Iria no había acudido al último consejo.


Ainé retiró la mano de la piedra.


—Anoche soñé con agua negra —dijo en voz baja—. No me perseguía. Me llamaba.


Lórien sostuvo su mirada.


—Los sueños no son presagios. Son ecos.


—En Lúmbria todo es eco de algo.


Un cuervo graznó desde un carballo cercano. El sonido se prolongó demasiado, distorsionado.


El bosque estaba escuchando.





La grieta invisible



Esa misma tarde, en los límites orientales, donde las Montañas de Breogán tocaban el cielo gris, un grupo de elfos patrullaba las sendas altas.


Uno de ellos, joven aún, se detuvo.


—¿Lo oís?


Sus compañeros tensaron el arco.


No era un animal.

No era viento.


Era un murmullo rítmico. Como pasos dentro de la roca.


De pronto, una grieta fina apareció en la ladera, casi invisible. No como la antigua fractura de la Pedra Negra, sino más sutil, más orgánica.


De ella emergió algo.


No una criatura completa.

No una sombra definida.


Era una figura humana… pero sus ojos brillaban con el mismo tono amarillento que había tenido el Urco.


El joven elfo retrocedió.


—No puede ser…


La figura inclinó la cabeza.


Y sonrió.





Los Hijos del Alba



En el mundo humano, más allá del velo, la noche también traía inquietud.


En un sótano de piedra bajo una vieja casa en las afueras de Santiago de Compostela, seis personas se reunían alrededor de una mesa cubierta de mapas.


No eran hechiceros.


No eran locos.


Eran estudiosos, historiadores, arqueólogos… y algo más.


En el centro de la mesa descansaba un fragmento oscuro de piedra con vetas doradas apagadas.

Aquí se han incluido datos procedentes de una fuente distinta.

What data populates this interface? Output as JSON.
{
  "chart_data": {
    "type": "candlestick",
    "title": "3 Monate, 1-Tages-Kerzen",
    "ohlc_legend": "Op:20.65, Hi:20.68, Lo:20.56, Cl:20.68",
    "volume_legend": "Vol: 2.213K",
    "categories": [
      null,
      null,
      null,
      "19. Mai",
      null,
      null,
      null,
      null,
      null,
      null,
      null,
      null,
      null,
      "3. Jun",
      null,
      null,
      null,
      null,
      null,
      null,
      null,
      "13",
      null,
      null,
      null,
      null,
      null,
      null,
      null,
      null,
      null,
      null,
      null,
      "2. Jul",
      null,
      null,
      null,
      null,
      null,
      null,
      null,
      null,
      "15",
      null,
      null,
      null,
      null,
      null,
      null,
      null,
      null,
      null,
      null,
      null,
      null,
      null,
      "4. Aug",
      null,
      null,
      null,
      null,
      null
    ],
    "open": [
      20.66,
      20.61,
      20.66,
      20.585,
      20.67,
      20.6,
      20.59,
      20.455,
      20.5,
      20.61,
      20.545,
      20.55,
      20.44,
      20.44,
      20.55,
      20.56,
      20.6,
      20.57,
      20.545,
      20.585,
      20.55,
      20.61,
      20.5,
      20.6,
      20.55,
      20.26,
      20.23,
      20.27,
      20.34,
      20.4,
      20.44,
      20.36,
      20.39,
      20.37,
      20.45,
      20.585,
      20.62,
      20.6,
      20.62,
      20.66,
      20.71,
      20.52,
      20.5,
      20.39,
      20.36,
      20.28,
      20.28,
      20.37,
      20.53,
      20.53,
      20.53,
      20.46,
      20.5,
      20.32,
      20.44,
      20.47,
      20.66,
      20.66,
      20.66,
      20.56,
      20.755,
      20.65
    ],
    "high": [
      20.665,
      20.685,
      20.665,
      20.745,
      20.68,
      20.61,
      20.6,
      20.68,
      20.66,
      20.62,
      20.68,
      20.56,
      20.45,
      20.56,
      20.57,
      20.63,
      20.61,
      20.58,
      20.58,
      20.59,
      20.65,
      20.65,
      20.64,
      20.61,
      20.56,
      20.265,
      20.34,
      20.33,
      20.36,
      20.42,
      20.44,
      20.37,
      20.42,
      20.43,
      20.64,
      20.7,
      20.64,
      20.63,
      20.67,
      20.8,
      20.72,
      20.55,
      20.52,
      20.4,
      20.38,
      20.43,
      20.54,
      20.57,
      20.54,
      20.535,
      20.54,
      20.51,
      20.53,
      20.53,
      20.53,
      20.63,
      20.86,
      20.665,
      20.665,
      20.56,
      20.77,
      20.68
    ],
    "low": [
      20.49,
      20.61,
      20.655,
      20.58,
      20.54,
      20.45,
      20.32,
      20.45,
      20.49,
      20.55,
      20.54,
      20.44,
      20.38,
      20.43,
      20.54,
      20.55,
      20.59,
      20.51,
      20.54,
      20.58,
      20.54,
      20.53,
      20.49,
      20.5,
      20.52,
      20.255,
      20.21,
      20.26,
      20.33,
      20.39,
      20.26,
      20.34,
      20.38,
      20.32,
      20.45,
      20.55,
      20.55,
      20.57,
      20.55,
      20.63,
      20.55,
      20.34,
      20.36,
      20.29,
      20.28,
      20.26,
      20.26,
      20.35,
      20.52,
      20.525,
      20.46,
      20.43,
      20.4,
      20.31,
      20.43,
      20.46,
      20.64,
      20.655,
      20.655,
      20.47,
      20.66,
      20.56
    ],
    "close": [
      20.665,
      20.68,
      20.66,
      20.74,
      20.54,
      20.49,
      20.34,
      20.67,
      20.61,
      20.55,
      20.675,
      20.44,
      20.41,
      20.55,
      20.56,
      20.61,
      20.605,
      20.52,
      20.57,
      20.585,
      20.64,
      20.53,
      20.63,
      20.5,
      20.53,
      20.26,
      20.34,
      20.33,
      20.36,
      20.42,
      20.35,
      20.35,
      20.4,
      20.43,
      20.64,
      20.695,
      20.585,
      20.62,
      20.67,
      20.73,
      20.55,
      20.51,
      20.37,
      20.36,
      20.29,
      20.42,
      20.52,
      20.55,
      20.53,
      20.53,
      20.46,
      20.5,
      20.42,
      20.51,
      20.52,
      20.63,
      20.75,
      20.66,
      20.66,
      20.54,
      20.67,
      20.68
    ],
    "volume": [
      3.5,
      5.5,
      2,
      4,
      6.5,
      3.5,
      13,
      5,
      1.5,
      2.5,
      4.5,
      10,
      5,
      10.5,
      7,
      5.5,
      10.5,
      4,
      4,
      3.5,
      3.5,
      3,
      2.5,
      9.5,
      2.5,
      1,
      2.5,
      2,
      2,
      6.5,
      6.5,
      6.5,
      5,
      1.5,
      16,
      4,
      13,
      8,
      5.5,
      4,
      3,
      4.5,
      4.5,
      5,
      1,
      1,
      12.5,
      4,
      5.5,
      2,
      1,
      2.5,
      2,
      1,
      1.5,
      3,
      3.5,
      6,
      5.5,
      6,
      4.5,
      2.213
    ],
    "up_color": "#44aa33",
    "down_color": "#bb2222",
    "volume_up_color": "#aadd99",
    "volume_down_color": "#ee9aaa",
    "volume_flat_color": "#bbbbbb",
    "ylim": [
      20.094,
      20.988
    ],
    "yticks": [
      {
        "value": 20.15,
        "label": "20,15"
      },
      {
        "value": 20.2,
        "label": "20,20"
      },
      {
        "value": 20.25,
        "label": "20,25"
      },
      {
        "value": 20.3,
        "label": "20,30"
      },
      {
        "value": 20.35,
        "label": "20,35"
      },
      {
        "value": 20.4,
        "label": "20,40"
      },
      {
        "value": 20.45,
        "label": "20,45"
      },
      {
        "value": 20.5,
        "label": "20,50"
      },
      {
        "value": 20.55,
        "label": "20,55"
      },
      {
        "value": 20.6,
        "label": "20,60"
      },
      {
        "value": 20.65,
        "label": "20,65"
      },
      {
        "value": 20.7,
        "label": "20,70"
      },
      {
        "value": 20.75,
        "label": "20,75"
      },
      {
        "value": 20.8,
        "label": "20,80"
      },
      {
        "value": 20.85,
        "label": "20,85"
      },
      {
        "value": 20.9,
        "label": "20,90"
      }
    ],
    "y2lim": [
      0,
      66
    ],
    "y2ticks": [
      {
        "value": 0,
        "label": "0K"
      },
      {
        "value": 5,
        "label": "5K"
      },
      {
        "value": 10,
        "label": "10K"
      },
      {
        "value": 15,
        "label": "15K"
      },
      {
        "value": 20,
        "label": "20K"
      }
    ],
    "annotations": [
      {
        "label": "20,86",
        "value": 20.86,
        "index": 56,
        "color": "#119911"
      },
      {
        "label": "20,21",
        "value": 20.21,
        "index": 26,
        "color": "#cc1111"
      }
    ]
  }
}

—Lo encontramos cerca del bosque de Lestedo —dijo una mujer de cabello cano—. Las mediciones no tienen sentido. No pertenece a ninguna formación geológica conocida.


Un hombre joven, con los ojos demasiado brillantes, habló en voz baja:


—No es geología. Es frontera.


En la pared, colgaba un símbolo antiguo: un círculo atravesado por una llama estilizada.


—Los relatos del solsticio no son folclore —continuó—. Hay algo allí. Y está debilitándose.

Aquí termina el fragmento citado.